20170717

Practiquemos el perdón (si viene a cuento)

Todos tenemos a alguien así en nuestras vidas: una de esas personas que se hace querer, que a veces nos saca de quicio y nos obliga a hacer esfuerzos ímprobos para no odiarla, que cuando nos lleva a ese extremo, a veces demasiado a menudo, tenemos que buscar mil y una formas de justificarla, las buscamos consciente e inconscientemente, y casi siempre las encontramos. Otras veces sucede que nos pierde la adoración, supongo que por aquello de que el amor es ciego, quién sabe. 

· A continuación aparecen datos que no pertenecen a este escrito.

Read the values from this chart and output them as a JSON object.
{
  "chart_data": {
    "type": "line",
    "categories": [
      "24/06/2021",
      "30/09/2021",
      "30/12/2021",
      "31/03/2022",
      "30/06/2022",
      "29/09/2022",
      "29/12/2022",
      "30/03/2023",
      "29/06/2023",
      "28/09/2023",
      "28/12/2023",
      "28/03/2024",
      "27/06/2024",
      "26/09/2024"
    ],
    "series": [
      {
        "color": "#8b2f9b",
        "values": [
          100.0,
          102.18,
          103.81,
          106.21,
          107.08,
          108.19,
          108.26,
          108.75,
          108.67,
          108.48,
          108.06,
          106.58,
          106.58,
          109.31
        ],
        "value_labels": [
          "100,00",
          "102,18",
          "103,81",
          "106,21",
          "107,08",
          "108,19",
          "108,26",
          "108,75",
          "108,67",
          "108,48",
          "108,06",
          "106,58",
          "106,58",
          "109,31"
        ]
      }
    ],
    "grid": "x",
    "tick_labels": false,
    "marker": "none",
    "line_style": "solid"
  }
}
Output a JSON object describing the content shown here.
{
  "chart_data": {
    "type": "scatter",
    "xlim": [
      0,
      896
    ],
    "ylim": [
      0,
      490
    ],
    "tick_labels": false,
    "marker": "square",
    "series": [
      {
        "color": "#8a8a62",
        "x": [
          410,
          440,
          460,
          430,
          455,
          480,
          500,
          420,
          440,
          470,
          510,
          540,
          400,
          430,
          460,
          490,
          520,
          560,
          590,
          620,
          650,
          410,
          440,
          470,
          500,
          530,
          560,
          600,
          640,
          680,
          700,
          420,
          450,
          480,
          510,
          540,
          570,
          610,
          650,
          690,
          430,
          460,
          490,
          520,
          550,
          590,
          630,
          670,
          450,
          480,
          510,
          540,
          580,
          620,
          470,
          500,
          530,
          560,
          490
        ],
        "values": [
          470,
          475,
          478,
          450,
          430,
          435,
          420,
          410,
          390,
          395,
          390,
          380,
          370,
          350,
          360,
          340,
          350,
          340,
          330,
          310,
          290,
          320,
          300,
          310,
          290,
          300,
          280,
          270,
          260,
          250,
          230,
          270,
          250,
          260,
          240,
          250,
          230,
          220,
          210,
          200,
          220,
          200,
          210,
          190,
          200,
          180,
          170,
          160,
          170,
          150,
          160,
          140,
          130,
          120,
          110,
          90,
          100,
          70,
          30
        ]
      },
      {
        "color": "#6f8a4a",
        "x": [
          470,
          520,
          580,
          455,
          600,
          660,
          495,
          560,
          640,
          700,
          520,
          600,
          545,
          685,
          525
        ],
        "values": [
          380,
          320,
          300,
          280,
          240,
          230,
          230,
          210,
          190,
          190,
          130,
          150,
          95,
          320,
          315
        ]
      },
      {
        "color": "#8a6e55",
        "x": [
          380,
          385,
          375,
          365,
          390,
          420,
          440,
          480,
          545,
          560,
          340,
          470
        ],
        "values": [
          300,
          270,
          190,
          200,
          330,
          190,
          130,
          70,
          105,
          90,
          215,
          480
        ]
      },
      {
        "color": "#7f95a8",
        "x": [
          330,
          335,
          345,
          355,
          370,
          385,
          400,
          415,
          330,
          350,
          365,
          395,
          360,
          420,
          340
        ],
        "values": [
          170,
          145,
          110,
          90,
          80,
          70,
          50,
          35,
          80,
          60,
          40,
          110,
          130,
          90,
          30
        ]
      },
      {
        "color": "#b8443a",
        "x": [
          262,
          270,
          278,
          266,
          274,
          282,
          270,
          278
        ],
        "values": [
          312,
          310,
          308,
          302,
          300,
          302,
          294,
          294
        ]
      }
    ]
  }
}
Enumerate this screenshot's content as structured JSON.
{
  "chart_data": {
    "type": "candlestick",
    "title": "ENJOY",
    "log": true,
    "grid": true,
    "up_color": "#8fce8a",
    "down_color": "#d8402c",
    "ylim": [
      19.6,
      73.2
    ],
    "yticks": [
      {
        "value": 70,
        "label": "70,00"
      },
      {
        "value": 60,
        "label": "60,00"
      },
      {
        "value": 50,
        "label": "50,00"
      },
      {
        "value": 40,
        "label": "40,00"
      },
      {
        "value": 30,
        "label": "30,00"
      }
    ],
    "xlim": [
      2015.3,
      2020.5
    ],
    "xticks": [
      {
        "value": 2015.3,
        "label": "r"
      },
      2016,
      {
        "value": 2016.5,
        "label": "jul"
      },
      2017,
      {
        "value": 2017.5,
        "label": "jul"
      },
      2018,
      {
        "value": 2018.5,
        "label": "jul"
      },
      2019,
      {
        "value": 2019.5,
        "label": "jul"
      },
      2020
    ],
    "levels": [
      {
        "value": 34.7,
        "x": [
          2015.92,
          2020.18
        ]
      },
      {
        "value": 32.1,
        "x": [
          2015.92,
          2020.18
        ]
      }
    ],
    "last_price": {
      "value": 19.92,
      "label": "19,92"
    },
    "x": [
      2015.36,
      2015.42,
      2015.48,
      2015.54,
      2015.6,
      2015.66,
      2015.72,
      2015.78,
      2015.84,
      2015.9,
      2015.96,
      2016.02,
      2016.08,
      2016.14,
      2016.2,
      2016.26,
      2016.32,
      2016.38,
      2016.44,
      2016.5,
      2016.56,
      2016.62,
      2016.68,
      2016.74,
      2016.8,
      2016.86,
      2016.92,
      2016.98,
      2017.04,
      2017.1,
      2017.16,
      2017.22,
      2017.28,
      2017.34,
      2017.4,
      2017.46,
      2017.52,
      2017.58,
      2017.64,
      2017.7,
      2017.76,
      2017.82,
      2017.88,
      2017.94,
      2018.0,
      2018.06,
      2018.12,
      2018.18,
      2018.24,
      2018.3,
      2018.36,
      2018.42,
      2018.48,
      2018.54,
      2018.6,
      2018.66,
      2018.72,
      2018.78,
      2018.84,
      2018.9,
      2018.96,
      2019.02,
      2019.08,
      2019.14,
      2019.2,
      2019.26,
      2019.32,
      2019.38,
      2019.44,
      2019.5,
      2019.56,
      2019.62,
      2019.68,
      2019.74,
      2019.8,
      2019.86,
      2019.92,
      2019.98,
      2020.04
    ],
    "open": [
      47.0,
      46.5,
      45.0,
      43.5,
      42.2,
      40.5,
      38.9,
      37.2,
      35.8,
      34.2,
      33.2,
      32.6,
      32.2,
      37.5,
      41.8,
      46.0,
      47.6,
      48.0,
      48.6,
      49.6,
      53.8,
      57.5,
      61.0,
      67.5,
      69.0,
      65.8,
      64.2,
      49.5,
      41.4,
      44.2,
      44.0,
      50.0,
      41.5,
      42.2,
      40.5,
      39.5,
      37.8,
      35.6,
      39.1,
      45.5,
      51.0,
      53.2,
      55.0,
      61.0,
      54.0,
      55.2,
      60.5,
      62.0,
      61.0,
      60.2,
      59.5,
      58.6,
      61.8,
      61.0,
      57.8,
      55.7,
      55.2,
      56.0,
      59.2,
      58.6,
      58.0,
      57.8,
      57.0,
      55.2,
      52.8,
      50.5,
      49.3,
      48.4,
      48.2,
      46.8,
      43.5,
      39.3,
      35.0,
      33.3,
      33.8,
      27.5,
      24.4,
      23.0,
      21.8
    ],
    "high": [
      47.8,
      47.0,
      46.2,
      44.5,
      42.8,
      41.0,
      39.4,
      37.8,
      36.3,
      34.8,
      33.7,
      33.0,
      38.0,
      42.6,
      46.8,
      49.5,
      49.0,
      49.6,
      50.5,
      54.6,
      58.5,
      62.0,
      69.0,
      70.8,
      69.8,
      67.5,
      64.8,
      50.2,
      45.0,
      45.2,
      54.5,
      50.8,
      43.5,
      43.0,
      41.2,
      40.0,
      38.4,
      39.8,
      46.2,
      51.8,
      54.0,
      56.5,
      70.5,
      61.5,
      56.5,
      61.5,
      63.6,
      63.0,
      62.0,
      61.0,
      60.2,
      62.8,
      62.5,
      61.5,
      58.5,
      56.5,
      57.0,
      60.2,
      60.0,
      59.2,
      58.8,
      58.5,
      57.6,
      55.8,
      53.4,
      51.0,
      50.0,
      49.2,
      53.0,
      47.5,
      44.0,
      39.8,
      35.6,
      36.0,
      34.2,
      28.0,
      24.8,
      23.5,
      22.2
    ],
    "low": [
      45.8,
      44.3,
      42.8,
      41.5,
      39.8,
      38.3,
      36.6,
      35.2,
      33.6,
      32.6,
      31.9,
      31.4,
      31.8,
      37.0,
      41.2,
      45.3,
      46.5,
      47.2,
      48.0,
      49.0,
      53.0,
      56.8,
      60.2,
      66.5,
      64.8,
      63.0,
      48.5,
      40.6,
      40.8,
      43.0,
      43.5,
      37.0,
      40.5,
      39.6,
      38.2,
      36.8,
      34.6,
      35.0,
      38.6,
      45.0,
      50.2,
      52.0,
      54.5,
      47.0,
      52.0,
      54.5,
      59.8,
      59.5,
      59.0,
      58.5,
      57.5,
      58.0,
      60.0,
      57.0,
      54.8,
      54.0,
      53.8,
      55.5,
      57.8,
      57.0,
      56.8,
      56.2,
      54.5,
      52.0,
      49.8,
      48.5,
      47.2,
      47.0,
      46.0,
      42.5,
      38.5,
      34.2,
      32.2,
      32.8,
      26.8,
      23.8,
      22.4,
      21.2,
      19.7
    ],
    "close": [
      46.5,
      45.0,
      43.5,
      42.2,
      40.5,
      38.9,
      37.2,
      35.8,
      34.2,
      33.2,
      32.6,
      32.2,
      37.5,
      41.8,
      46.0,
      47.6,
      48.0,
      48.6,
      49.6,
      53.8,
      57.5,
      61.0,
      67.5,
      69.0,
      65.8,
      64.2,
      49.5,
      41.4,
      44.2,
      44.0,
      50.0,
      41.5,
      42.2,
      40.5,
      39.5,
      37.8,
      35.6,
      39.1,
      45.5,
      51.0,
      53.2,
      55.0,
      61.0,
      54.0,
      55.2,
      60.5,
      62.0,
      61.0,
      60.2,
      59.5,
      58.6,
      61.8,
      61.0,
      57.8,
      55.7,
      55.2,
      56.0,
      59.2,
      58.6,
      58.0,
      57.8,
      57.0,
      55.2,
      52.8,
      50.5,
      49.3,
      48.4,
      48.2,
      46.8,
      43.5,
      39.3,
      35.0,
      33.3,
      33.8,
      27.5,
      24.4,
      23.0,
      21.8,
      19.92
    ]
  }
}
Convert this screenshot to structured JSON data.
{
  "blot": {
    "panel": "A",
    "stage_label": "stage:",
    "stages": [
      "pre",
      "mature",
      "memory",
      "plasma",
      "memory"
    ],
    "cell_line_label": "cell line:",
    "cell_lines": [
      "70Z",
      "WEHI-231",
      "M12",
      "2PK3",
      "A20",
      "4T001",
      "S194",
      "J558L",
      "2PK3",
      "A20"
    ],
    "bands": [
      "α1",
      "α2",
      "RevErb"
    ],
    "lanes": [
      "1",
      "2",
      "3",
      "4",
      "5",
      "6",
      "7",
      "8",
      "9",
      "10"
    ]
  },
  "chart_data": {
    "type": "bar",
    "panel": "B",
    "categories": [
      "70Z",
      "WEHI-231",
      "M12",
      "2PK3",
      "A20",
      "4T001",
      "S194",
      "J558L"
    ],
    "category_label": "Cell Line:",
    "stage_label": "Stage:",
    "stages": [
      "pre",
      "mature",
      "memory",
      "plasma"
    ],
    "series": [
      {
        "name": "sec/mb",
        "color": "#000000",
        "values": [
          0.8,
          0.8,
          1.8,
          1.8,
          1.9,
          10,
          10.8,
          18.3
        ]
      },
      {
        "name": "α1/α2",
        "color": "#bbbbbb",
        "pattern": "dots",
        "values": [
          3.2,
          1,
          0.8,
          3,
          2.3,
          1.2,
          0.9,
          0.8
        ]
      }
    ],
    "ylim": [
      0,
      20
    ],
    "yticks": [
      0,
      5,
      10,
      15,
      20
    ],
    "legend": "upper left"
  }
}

Con esa persona, suele pasar, gastamos una parte importantísima de nuestro tiempo y, claro, aunque el roce haga el cariño, también hace amores reñidos. Por ella y con ella reímos, pensamos, lloramos, sufrimos y nos divertimos cada vez que la ocasión lo permite. Su juicio es el que más tememos, por eso lo evitamos, le escondemos la cara, cualquier excusa es buena para no oírlo.
Si todo va bien, la sensación no puede ser más placentera: flotamos en el aire porque esa persona nos quiere, nos mima, nos piensa guapos y se enorgullece de nosotros. Cuando las cosas se tuercen llega la falta de apetito, la cabeza baja, los desvelos, las ojeras, los pies que se arrastran por el suelo, el desaliento y el vacío que produce saberse rechazado, denostado, penalizado, enjuiciado.
La verdad es que, me parece a mí, todo sería más fácil si ambas partes hiciesen un esfuerzo por conocerse mejor, por entender lo que a cada uno le sucede y por qué. Lo más importante, y esto lo aprendí de un buen amigo, es practicar el perdón. ¿Por qué no perdonar a alguien tan próximo lo que seguramente disculparíamos a cualquier otro de los que andan ahí fuera, conocidos y desconocidos?


Llegados hasta aquí, ¿sabéis ya de quién os estoy hablando? Exacto: de nosotros mismos.